Indonesia punya modal sosial dan kultural untuk memulai ini. Sebut saja peran Kewang (petugas adat) di negeri-negeri (negeri: desa) Maluku. Kewang bertugas sebagai pelindung hutan dan laut negeri. Tugas utama Kewang adalah menaruh sasi (larangan adat) terhadap laut dan hutan negeri.
Selama sasi berlaku, masyarakat negeri dilarang memasuki hutan atau laut yang sedang disasi. Tujuannya: agar hutan dan laut diberi waktu untuk memulihkan ekosistem sebelum kembali digarap oleh masyarakat. Ikan diberi waktu untuk berkembang biak, mangga, pisang, dan kelapa diberi waktu untuk berbuah.

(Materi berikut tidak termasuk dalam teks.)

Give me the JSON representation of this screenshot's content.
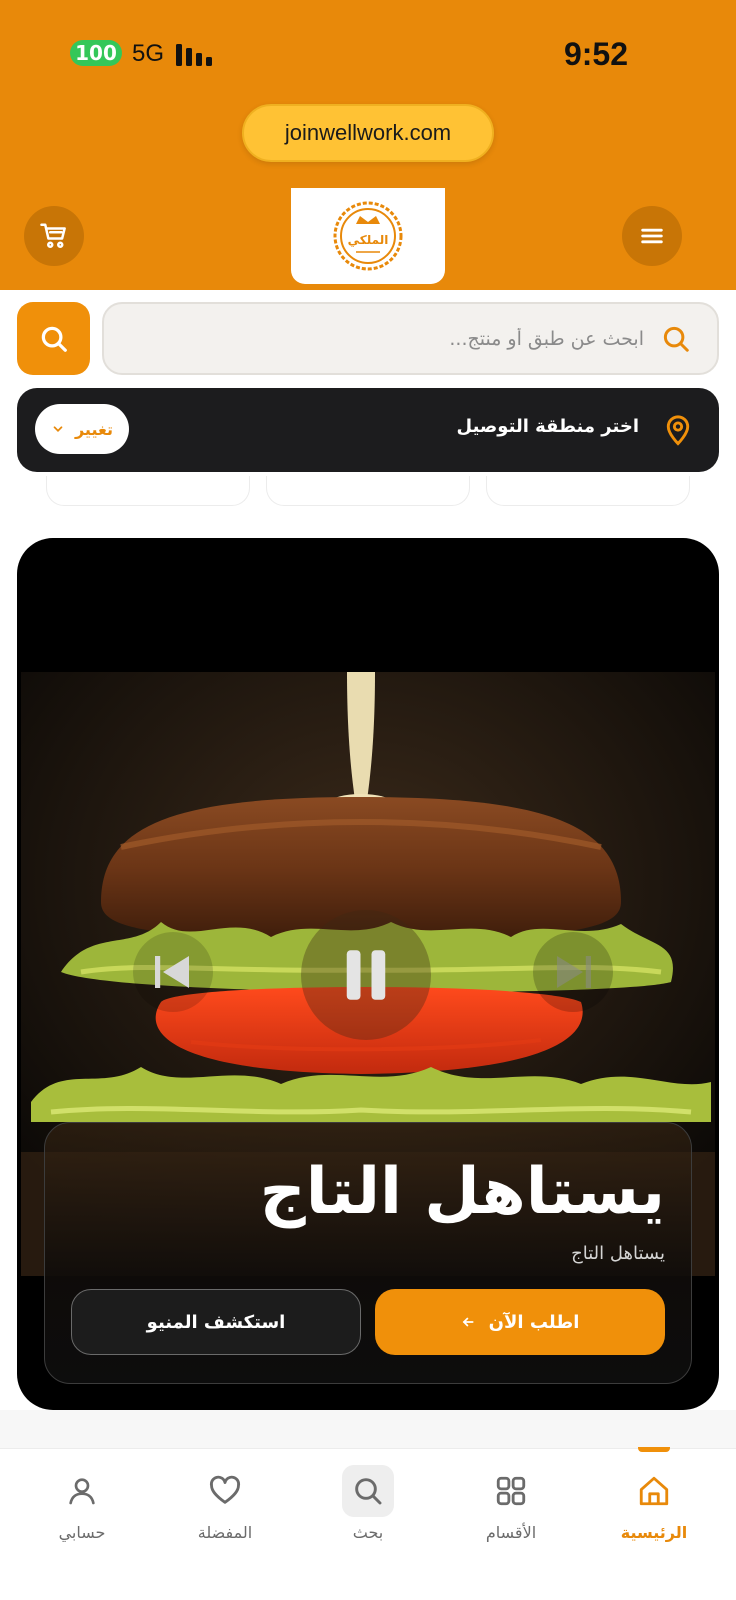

Setelah sasi diangkat oleh Kewang, barulah masyarakat dapat memasuki hutan dan laut untuk mencari kebutuhan hidupnya. Masyarakat yang melanggar sasi akan menerima sanksi adat (seperti denda). Di negeri-negeri Maluku, hutan dan laut telah memiliki pengakuan adat sebagai subjek hukum.
Baca Juga: Pergeseran Makna Putusan Lepas dalam RUU KUHAP dan Implikasinya
Tradisi sasi telah mempraktikkan ekosipasi. Ekosipasi adalah arah baru bagi hukum yang visioner. Jika kita bisa menjadikan korporasi sebagai subjek hukum demi akumulasi laba, maka tidak ada cukup alasan untuk menolak menjadikan alam sebagai subjek hukum. Sebagai anak negeri kepulauan, ide ekosipasi seharusnya menjadi milik kita. Peradaban hukum dunia kini telah bergerak ke arah kita. Bergerak dari sekadar emansipasi menuju ekosipasi. (LDR)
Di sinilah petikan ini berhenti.